Luis Torrejón, juge supérieur de la Cour supérieure d'Amazonas, a été impliqué dans une controverse concernant les mauvais traitements qu'il a subis avec une femme juge. La conversation a été enregistrée alors que les événements se sont produits lors d'une audience publique virtuelle. Le public a été développé par le cas emblématique du major César Bazán qui a disparu dans la soi-disant courbe du diable dans le Baguazo.
L'avocat, diplômé de l'Universidad Nacional Mayor de San Marcos, a été assez dur avec les qualifications données à son collègue. Voici quelques extraits des conversations qu'ils ont eues devant d'autres avocats et procureurs.
« Vous avez accepté un poste élevé sans savoir lire ou écrire. Défendez-vous. Arrêtez de mentionner mon nom », ont été quelques phrases du magistrat. Lorsque la juge ose attirer son attention, Torrejón répond : « Fermez la bouche, vous êtes mon inférieur.
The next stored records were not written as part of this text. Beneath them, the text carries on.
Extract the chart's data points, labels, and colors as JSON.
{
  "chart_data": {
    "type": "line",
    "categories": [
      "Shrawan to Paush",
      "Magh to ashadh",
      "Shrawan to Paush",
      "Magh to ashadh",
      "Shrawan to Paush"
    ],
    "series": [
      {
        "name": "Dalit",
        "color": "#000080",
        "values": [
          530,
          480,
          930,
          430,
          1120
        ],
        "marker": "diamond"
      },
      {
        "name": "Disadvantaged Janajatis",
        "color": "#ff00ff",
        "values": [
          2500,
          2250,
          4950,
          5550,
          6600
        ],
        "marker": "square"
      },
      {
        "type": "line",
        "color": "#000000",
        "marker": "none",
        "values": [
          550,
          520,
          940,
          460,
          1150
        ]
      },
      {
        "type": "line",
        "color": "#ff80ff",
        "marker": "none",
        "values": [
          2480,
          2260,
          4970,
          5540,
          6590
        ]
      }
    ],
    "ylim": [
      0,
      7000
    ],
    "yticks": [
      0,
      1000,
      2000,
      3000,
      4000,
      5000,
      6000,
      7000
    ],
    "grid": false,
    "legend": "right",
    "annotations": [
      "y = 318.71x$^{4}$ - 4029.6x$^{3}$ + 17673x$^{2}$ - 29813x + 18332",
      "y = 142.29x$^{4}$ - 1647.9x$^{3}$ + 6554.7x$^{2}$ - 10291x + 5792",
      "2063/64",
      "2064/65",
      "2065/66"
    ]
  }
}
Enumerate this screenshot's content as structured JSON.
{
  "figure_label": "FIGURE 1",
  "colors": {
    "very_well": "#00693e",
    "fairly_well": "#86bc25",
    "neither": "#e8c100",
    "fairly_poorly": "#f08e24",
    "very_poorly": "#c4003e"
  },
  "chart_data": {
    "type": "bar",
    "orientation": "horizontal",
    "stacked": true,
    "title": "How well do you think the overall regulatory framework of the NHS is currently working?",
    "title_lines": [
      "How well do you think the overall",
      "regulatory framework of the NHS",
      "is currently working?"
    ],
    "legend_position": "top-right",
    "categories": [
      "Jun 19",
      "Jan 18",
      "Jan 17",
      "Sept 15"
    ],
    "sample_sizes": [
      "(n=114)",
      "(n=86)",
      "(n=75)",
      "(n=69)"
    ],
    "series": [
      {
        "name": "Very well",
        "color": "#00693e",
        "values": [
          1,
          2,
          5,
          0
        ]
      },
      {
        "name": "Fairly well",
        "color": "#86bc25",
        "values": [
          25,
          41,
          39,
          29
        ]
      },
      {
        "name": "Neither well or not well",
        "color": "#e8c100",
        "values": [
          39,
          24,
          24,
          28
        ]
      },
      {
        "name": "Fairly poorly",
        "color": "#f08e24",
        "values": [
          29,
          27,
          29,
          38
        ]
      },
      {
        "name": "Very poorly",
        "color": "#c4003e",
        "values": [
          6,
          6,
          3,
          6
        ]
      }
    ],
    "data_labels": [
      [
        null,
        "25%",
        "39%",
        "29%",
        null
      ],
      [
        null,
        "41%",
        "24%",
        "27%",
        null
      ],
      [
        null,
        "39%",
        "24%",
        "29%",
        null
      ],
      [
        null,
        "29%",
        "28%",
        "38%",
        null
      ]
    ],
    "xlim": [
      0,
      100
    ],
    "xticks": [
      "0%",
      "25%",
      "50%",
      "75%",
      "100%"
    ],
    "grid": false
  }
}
Vous n'allez pas attirer mon attention », a-t-il lancé avec colère.
Le procureur et les avocats de l'autre partie, présents à l'audience, ont décidé de faire entendre leurs voix pour protester contre ces événements scandaleux. « Docteur, nous sommes solidaires de vous en tant que femme et avocate, car nous ne méritons pas ce traitement. » « De même, la solidarité avec vous, aucun magistrat ni aucun avocat, ne mérite ce traitement », a-t-il ajouté.
INITIER DES ACTIONS
L'Office of Control of the Judiciary of the Judiciary (OCMA) a décidé de prendre des mesures en la matière. La juge suprême Mariem de La Rosa Bedriñana a engagé des actions de contrôle contre le juge Luis Alberto Torrejón Rengifo, juge principal de la Chambre d'appel criminelle et de la Cour pénale Liquidadora de Bagua - Cour supérieure de justice Amazonas.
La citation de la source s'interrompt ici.